“Many a true word is said in jest.”—I don’t know, but I heard it from my mother.
It’s a funny thing—folks get good at doing OG problems at their desks. Then they take a practice CAT, with the clock on the monitor running down, like sands in the hourglass. Suddenly they are seized by amphetamine psychosis. Like NFL rookies, the big adjustment is to the speed of the game. When you’re taking the test, if you can’t do it* in two to three minutes, you can’t do it.* However, timing problems are an effect, not a cause. People have timing problems because their math foundation sucks. People have timing problems because they don’t get a good rephrasing. People have timing problems because they don’t compare SC choices vertically. People have timing problems because they don’t have the discipline to guess. And so on. All of these problems are fixable. Like most GMAT issues, timing problems are the result of either a poor foundation or bad behavior.
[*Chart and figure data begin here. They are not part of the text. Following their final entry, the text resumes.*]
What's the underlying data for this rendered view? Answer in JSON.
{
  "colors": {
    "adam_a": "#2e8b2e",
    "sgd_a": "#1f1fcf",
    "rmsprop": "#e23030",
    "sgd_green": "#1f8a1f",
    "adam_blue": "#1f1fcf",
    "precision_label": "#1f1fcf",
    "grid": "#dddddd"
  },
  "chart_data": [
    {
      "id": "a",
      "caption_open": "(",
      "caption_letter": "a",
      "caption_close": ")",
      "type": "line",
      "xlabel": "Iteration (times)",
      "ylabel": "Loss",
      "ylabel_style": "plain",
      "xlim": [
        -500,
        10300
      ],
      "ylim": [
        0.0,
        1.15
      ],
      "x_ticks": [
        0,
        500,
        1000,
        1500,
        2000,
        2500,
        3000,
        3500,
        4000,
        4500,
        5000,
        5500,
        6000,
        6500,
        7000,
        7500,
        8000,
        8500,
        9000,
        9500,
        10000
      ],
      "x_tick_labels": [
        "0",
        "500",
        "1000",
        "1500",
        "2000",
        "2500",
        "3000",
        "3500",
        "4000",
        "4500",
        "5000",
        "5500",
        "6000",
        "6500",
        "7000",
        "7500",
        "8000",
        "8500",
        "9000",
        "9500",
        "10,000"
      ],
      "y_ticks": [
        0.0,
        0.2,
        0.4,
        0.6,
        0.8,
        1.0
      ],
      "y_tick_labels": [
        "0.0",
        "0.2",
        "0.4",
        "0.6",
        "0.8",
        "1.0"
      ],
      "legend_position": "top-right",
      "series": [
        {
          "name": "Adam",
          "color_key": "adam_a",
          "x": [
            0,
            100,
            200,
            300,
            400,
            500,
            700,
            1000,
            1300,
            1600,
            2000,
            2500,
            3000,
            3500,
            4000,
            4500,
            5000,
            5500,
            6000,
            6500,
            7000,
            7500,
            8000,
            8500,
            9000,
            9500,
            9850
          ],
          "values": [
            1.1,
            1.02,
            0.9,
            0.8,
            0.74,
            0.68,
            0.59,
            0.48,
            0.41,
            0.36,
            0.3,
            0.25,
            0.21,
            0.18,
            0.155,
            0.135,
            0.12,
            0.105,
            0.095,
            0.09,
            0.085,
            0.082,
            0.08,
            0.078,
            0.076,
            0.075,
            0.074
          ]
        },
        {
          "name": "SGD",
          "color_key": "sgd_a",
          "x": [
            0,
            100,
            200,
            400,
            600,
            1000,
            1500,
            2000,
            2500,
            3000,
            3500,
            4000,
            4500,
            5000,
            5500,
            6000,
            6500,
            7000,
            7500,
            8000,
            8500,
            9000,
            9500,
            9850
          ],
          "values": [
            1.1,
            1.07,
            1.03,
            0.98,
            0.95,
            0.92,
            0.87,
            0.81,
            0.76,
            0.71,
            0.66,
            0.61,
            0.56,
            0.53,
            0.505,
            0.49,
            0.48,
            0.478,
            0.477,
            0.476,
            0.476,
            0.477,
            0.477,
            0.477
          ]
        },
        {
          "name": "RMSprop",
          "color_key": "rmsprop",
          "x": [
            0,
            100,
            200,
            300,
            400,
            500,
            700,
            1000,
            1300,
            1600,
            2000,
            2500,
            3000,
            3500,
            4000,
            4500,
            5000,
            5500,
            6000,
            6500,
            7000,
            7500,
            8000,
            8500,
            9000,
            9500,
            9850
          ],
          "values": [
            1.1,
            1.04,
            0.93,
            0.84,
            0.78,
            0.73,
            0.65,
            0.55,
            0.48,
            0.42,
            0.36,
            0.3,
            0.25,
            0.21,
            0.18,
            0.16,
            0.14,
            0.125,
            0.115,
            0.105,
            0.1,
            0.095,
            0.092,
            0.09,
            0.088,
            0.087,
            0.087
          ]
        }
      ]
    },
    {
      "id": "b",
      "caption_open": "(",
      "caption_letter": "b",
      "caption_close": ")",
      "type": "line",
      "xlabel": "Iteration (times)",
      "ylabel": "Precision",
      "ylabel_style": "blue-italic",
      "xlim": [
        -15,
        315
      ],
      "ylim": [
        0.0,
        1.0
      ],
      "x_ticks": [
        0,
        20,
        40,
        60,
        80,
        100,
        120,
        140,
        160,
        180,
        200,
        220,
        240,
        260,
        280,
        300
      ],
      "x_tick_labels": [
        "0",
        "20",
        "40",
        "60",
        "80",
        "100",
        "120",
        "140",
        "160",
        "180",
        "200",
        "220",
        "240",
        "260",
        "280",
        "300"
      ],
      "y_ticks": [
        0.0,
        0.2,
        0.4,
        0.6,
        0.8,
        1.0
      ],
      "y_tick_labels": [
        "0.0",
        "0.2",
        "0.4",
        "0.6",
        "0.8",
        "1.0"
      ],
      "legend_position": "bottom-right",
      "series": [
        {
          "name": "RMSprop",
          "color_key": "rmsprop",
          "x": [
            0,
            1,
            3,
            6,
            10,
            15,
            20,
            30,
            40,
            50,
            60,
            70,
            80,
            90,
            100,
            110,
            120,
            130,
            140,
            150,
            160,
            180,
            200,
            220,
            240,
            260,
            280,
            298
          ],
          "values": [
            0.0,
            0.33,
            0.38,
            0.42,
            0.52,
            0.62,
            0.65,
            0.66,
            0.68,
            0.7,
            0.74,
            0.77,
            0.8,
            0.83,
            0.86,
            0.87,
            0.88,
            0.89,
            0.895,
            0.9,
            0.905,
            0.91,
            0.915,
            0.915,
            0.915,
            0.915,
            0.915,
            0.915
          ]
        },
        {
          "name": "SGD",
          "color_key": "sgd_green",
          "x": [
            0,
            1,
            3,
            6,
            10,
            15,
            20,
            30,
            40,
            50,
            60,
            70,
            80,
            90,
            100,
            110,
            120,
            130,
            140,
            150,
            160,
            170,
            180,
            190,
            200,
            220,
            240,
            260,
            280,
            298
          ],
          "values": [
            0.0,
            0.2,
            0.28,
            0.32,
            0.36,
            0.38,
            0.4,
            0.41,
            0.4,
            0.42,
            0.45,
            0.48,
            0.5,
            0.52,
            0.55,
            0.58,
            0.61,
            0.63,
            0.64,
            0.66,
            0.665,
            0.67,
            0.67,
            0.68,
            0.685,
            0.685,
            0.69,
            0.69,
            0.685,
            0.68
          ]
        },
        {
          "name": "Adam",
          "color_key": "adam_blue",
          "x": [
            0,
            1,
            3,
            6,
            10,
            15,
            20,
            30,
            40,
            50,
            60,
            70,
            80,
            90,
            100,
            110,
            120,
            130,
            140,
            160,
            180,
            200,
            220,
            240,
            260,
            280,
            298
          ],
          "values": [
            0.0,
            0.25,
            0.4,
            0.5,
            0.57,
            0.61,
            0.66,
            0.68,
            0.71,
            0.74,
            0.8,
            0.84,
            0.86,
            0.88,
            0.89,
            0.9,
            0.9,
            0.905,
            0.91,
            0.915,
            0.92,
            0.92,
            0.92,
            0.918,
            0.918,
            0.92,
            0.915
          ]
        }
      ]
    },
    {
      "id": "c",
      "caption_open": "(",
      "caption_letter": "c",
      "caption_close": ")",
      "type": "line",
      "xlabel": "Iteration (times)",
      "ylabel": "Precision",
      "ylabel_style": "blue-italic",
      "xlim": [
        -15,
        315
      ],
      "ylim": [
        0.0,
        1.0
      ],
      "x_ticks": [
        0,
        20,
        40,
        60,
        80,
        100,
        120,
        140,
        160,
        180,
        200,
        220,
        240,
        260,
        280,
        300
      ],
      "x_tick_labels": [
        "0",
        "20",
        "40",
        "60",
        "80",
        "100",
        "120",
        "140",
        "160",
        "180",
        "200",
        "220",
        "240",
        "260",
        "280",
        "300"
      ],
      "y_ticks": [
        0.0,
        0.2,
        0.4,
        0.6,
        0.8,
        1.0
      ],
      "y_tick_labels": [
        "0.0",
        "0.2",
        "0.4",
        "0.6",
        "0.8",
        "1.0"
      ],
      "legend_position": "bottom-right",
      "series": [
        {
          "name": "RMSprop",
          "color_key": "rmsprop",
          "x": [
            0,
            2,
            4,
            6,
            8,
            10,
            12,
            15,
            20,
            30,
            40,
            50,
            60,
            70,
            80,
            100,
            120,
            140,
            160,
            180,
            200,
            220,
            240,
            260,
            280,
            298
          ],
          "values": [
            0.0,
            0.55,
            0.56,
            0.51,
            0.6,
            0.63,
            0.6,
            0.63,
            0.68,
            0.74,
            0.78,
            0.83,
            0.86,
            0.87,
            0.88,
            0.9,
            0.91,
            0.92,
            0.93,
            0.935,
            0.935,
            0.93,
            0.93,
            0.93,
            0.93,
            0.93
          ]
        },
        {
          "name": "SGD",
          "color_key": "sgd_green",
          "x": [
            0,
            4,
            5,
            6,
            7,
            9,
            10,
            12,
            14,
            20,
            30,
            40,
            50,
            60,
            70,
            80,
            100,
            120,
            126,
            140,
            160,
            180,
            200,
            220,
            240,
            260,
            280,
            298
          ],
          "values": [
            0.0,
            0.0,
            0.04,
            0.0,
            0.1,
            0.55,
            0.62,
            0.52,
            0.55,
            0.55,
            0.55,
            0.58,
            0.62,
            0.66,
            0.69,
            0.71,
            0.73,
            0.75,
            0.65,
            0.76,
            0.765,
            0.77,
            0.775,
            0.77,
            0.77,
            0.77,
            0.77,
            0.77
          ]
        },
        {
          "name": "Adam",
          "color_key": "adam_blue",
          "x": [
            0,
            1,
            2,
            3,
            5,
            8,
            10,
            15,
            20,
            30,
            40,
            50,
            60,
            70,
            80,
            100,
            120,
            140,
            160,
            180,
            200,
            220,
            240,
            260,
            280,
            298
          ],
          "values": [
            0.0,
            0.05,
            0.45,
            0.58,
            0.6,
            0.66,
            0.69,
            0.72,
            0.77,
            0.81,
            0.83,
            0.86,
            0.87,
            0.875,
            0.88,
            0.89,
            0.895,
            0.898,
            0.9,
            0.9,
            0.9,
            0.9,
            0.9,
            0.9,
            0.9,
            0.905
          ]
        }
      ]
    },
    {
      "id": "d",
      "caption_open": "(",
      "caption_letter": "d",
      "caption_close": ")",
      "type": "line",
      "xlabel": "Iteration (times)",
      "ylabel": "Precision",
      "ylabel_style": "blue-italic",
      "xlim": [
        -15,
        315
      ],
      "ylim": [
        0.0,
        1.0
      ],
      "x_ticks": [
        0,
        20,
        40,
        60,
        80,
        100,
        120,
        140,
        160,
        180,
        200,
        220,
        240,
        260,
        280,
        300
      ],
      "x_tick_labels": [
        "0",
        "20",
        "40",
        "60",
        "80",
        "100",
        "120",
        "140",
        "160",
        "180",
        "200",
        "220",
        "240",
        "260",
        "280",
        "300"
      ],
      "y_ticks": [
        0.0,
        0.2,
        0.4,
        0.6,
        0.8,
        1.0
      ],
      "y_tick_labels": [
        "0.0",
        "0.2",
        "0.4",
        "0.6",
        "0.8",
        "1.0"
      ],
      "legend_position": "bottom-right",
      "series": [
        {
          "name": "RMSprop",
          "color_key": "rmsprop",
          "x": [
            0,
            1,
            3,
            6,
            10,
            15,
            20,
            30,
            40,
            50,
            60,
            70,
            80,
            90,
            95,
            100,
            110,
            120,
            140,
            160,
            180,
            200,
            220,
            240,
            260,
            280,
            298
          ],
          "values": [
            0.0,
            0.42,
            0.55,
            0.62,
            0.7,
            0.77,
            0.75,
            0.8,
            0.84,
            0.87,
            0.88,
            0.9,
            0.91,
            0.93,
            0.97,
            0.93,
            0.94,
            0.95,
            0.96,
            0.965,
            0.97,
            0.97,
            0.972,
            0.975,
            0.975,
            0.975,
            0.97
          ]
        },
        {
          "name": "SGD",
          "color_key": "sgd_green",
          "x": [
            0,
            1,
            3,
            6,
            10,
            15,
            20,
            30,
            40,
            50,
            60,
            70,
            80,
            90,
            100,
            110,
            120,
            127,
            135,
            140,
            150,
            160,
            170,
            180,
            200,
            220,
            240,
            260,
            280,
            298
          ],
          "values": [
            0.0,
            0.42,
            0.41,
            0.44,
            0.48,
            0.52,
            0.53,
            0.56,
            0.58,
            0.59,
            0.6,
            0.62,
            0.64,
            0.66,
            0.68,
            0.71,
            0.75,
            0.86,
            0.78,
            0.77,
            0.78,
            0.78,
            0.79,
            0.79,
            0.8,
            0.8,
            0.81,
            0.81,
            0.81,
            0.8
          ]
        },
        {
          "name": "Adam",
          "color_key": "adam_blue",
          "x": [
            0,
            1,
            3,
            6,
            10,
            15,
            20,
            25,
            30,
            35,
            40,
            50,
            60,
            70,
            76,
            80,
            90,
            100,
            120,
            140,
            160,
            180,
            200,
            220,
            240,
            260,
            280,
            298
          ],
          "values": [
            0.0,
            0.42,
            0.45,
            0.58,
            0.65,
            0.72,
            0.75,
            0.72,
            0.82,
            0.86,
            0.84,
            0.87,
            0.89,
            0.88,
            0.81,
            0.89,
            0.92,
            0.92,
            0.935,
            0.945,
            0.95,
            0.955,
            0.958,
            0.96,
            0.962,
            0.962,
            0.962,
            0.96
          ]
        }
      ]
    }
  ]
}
Take foundation work. . .please—that’s a joke from your grandparents’ day. When I say 7 times 13, you say 91. Think of it as a rap. When you see .625, you say 5/8. Woot. All seriousness aside, people waste 30 seconds a question in the quant because they don’t know their times tables or squares or the fractional decimal percentage equivalencies. Or their algebra isn’t smooth and silky. Think about how much time that uses up during the section. How do you fix that? “How do you get to Carnegie Hall?” “Practice, practice, practice.” That’s a New York joke—LA classes hate it. You have to want it enough to do the work that you need to do. That amount varies, person to person.